Григорий Цамвлак после того, как узнал о казни чешского магистра Гуса, уже мало что слушал и воспринимал. Как во сне отправился пешком – возку было не проехать сквозь толпы горожан и гостей – искать свое жилье. Как во сне слушал обычную ругань и отнекивания, когда в переполненном городе пытался найти еще какое-то помещение для приезжего, как им казалось, неведомо отколь и зачем греческого иерарха. Наконец его засунули на третий этаж бюргерского, под высокою кровлею, домика, полного народу, в комнатку со скошенным, проделанным в крутой кровле, окном, рядом с несколькими пражанами-чехами, а свиту его и панов распихали по соседним домам. Впрочем, с чехами болгарин Цамвлак скоро сговорился и без помощи латыни, и с трудом понимая и повторяя вновь и вновь незнакомые речения, выслушал, постиг совершившую на их глазах трагедию, про все эти попытки магистра Яна выступить с критикою папства и против продажи индульгенций. Повестили Цамвлаку и о том, что творилось в Праге, когда магистрат распорядился сжечь трех молодых ремесленников, уничтоживших папскую буллу, и ныне все считают мучениками веры, о короле Венцеславе, который, удалив Гуса из Праги, так и не нашел для себя достойной линии поведения. 4 мая 1415 года Собор осудил учение Виклефа с его взглядами на евхаристию[136], с признанием предопределения, мысль, брошенная еще Августином Блаженным, о том, что духовные и светские лица, обретающиеся в смертном грехе, недостойны владения собственностью и могут (и должны!) быть лишены оной, что папства не было в первые три века христианства, и что, следовательно, церковь могла бы обойтись и без видимого главы…
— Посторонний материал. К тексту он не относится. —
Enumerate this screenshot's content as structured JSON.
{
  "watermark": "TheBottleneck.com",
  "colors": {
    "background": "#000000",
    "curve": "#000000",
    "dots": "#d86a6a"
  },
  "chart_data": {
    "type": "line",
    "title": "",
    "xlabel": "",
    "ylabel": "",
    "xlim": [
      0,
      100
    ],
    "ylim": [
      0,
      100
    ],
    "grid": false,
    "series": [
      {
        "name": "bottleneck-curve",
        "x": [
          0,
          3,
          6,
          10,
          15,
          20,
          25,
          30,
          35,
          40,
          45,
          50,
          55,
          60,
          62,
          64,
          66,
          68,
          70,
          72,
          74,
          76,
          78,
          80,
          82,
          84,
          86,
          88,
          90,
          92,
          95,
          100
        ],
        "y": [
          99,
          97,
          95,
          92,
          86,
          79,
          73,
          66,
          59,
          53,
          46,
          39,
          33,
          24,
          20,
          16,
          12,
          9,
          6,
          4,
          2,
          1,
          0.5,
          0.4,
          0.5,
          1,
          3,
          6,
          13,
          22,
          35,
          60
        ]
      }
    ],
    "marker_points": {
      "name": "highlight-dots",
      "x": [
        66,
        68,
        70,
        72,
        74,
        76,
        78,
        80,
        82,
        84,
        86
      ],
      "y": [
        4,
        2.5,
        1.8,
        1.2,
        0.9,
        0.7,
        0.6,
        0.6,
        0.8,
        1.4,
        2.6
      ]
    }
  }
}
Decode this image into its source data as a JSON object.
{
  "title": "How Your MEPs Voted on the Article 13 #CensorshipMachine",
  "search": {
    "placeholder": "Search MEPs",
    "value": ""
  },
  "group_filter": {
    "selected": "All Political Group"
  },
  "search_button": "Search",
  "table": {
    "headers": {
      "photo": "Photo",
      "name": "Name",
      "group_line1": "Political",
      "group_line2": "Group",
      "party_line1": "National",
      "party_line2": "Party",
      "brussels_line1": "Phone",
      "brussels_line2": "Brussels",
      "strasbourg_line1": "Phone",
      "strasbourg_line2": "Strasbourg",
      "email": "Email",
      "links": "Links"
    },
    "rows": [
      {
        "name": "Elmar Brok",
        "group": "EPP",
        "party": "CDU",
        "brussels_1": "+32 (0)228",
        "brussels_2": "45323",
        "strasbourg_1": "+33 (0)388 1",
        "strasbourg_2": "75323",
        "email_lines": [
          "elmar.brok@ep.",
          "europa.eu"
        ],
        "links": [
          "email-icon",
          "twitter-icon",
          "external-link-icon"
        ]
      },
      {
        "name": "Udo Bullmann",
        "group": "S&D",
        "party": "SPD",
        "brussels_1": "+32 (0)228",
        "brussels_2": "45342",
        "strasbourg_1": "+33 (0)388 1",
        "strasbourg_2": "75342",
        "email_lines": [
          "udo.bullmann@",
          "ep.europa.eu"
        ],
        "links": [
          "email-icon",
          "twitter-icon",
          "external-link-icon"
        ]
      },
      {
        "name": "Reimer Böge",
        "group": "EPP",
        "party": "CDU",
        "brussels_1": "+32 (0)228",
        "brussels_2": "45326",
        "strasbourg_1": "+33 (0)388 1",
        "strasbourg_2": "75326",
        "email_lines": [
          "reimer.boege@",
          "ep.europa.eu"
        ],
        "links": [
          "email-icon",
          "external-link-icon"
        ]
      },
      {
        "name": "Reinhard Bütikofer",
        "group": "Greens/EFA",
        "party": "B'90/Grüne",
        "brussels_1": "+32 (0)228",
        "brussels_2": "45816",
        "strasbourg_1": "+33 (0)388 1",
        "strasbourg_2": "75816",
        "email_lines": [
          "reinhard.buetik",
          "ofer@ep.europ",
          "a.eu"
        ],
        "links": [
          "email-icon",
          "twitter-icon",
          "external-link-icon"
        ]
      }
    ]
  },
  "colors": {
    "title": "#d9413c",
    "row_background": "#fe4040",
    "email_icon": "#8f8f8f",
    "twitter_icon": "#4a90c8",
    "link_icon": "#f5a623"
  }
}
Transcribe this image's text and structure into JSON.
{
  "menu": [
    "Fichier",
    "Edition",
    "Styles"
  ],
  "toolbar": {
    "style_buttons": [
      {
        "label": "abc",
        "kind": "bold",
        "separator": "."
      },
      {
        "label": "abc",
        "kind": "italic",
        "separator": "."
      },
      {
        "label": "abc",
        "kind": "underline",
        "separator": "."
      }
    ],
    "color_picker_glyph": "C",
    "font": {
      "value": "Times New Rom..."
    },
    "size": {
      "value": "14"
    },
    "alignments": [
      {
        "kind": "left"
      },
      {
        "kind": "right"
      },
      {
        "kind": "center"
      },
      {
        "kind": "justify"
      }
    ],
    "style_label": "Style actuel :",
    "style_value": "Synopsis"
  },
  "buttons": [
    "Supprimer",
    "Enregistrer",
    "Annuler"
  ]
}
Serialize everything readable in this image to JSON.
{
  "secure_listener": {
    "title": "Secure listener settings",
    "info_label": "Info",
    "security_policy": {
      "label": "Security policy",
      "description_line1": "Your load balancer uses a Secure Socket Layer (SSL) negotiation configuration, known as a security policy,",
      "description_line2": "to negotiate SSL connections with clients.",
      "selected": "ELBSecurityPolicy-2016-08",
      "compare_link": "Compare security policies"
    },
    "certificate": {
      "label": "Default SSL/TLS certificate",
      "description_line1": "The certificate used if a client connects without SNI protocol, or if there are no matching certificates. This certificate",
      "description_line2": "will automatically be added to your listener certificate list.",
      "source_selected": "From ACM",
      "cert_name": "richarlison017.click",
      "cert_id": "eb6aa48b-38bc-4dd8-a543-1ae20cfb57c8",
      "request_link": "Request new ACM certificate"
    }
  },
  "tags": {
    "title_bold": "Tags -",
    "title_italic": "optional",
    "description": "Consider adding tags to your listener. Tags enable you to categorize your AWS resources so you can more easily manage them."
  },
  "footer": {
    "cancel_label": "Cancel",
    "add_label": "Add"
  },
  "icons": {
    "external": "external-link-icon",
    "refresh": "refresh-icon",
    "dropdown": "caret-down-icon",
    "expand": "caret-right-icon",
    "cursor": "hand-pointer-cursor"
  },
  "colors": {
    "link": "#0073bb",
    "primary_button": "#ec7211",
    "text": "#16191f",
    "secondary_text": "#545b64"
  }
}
Сидели в такой же тесной, с одною наклоненной стеной, комнатке, пили пиво, заедая солеными сухариками, навалясь на стол, размахивали руками, божились, проклинали и каялись.
Гуса обвиняли облыжно, приписывая ему то, чего он и не говорил. Как всегда, нашлись враги, завистники, которым ученые доктора наук – д'Альи, бывший канцлер Парижского университета, кардинал Забарелла и парижский канцлер Герсон (сам близкий к взглядам английского проповедника Виклефа!) – с удовольствием дали слово. На Гусе отыгрывались, отодвигая суровую обязанность сместить трех старых пап и избрать нового. Друзья да и сам император Сигизмунд требовали от Гуса лишь внешнего отречения, но чешский проповедник уперся. За Гуса принялись в начале июня 1415 года. В конце концов его попросту стали обвинять, что он два года назад не поехал в Рим для выяснения перед папским канклавом своих взглядов. «Докажите, что я не прав – отрекусь!» – отвечал Гус на все уговоры и кардинала Забареллы, и самого императора. В конце концов, 6 июля на XV заседании Собора Гуса, обвинив в том, что он считает себя четвертою ипостасью Божества, приговорили к сожжению на костре. Даже на костре, перед тем как зажечь хворост, имперский маршал предлагал ему отречься.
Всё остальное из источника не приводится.